Procédure devant la Cour :
Par une requête et deux mémoires, enregistrés les 19 décembre 2019, 6 avril et 31 juillet 2020 sous le n° 19MA05570, M. D..., représenté par Me Coupard, demande à la Cour :
1°) d'annuler ce jugement du tribunal administratif de Montpellier du 22 octobre 2019 ;
2°) d'annuler la décision du 26 avril 2018 en tant qu'elle met à sa charge les contributions spéciales et forfaitaires pour l'emploi de M. C..., de M. A... et de M. F..., ainsi que la contribution spéciale pour l'emploi de M. E... ;
3°) de mettre à la charge de l'Office français de l'immigration et de l'intégration la somme de 1 500 euros en application de l'article L. 761-1 du code de justice administrative.
Il soutient que :
- le jugement attaqué est insuffisamment motivé ;
- la décision contestée a méconnu le principe du contradictoire, les droits de la défense et l'article 6-1 de la convention européenne de sauvegarde des droits de l'homme et des libertés fondamentales dès lors qu'il n'a pas été mis à même de demander la communication du procès-verbal ;
- il était de bonne foi dès lors que M. C... et M. A... ont présenté des faux titres de séjour ;
- il ne pouvait lui être opposé la circulaire du 4 juillet 2007 qui est dépourvue de valeur réglementaire et seulement adressée aux préfets ;
- M. E... bénéficiait, à la date de son embauche en 2015, d'un titre de séjour mention " étudiant " l'autorisant à travailler à titre accessoire ;
- le jugement attaqué est entaché d'une erreur de fait et d'une erreur manifeste d'appréciation concernant la situation de M. E... qui ne faisait pas partie de son personnel en 2016 ;
- il a apporté la preuve de la situation régulière de M. F... lequel était un étudiant bénéficiant d'un titre de séjour marocain et d'une carte d'identité italienne.

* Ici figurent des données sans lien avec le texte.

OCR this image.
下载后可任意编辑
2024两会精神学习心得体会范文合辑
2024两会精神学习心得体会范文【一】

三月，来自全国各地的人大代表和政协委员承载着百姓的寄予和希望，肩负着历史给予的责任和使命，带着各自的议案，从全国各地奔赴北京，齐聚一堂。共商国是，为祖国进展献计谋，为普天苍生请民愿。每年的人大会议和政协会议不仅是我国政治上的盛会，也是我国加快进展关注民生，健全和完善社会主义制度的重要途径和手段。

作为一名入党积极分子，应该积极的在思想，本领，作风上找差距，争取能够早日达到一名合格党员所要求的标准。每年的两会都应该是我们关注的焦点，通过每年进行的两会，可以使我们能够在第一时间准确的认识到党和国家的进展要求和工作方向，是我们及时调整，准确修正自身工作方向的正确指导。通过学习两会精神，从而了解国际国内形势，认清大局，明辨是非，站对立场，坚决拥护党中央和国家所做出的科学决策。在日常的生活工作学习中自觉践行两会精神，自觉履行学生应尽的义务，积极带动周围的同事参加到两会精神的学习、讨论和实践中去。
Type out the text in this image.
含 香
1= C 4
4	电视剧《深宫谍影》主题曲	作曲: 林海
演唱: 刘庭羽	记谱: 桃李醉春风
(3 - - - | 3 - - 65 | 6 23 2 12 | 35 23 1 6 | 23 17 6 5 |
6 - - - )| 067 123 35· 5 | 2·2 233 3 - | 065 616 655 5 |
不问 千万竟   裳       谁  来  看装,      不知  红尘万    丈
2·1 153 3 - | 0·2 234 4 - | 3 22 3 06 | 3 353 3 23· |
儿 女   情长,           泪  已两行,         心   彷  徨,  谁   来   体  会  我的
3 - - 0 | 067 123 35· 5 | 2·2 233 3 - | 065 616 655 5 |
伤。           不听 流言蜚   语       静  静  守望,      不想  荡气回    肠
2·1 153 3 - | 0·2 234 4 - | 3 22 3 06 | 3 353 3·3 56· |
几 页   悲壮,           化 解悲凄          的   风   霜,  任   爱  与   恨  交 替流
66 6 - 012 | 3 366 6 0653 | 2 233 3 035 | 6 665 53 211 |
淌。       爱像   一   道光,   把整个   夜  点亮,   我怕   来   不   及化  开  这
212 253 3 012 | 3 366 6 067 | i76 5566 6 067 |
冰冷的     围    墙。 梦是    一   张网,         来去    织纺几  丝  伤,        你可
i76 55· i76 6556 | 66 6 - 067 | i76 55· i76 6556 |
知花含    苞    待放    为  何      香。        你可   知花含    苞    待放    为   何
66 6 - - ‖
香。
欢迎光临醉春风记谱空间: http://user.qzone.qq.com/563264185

Par un mémoire en défense, enregistré le 6 juillet 2020, l'Office français de l'immigration et de l'intégration, représenté par Me de Froment, conclut au rejet de la requête de M. D... et demande à la Cour de mettre à sa charge la somme de 3 000 euros en application de l'article L. 761-1 du code de justice administrative.
Il fait valoir que les moyens soulevés par M. D... ne sont pas fondés.
Vu les autres pièces du dossier.
Vu :
- la convention européenne de sauvegarde des droits de l'homme et des libertés fondamentales ;
- le code de l'entrée et du séjour des étrangers et du droit d'asile ;
- le code des relations entre le public et l'administration ;
- le code du travail ;
- le code de justice administrative.
Les parties ont été régulièrement averties du jour de l'audience.
Ont été entendus au cours de l'audience publique :
- le rapport de Mme Marchessaux,
- et les conclusions de M. Chanon, rapporteur public.
Considérant ce qui suit :
1. M. D..., gérant d'une entreprise de vente ambulante sur les plages, a fait l'objet le 3 août 2017 d'un contrôle par les services de police de l'Hérault. A la suite de ce contrôle, par une décision du 19 février 2018, le directeur général de l'Office français de l'immigration et de l'intégration (OFII) a mis à sa charge les sommes de 49 560 euros au titre de la contribution spéciale prévue par l'article L. 8253-1 du code du travail pour l'emploi irrégulier de 7 travailleurs et de 12 744 euros au titre de la contribution forfaitaire représentative des frais de réacheminement prévue à l'article L. 626-1 du code de l'entrée et du séjour des étrangers et du droit d'asile concernant 6 travailleurs démunis de titre de séjour. M. D... a formé un recours gracieux le 17 avril 2018 qui a été rejeté par une décision du 26 avril 2018. Il relève appel du jugement du 22 octobre 2019 par lequel le tribunal administratif de Montpellier a rejeté sa demande tendant à l'annulation de cette décision du 26 avril 2018 en tant qu'elle met à sa charge les contributions spéciales et forfaitaires pour l'emploi de M. C..., de M. A... et de M. F..., ainsi que la contribution spéciale pour l'emploi de M. E.... M. D... doit être regardé comme demandant l'annulation des deux décisions des 19 février 2018 et 26 avril 2018.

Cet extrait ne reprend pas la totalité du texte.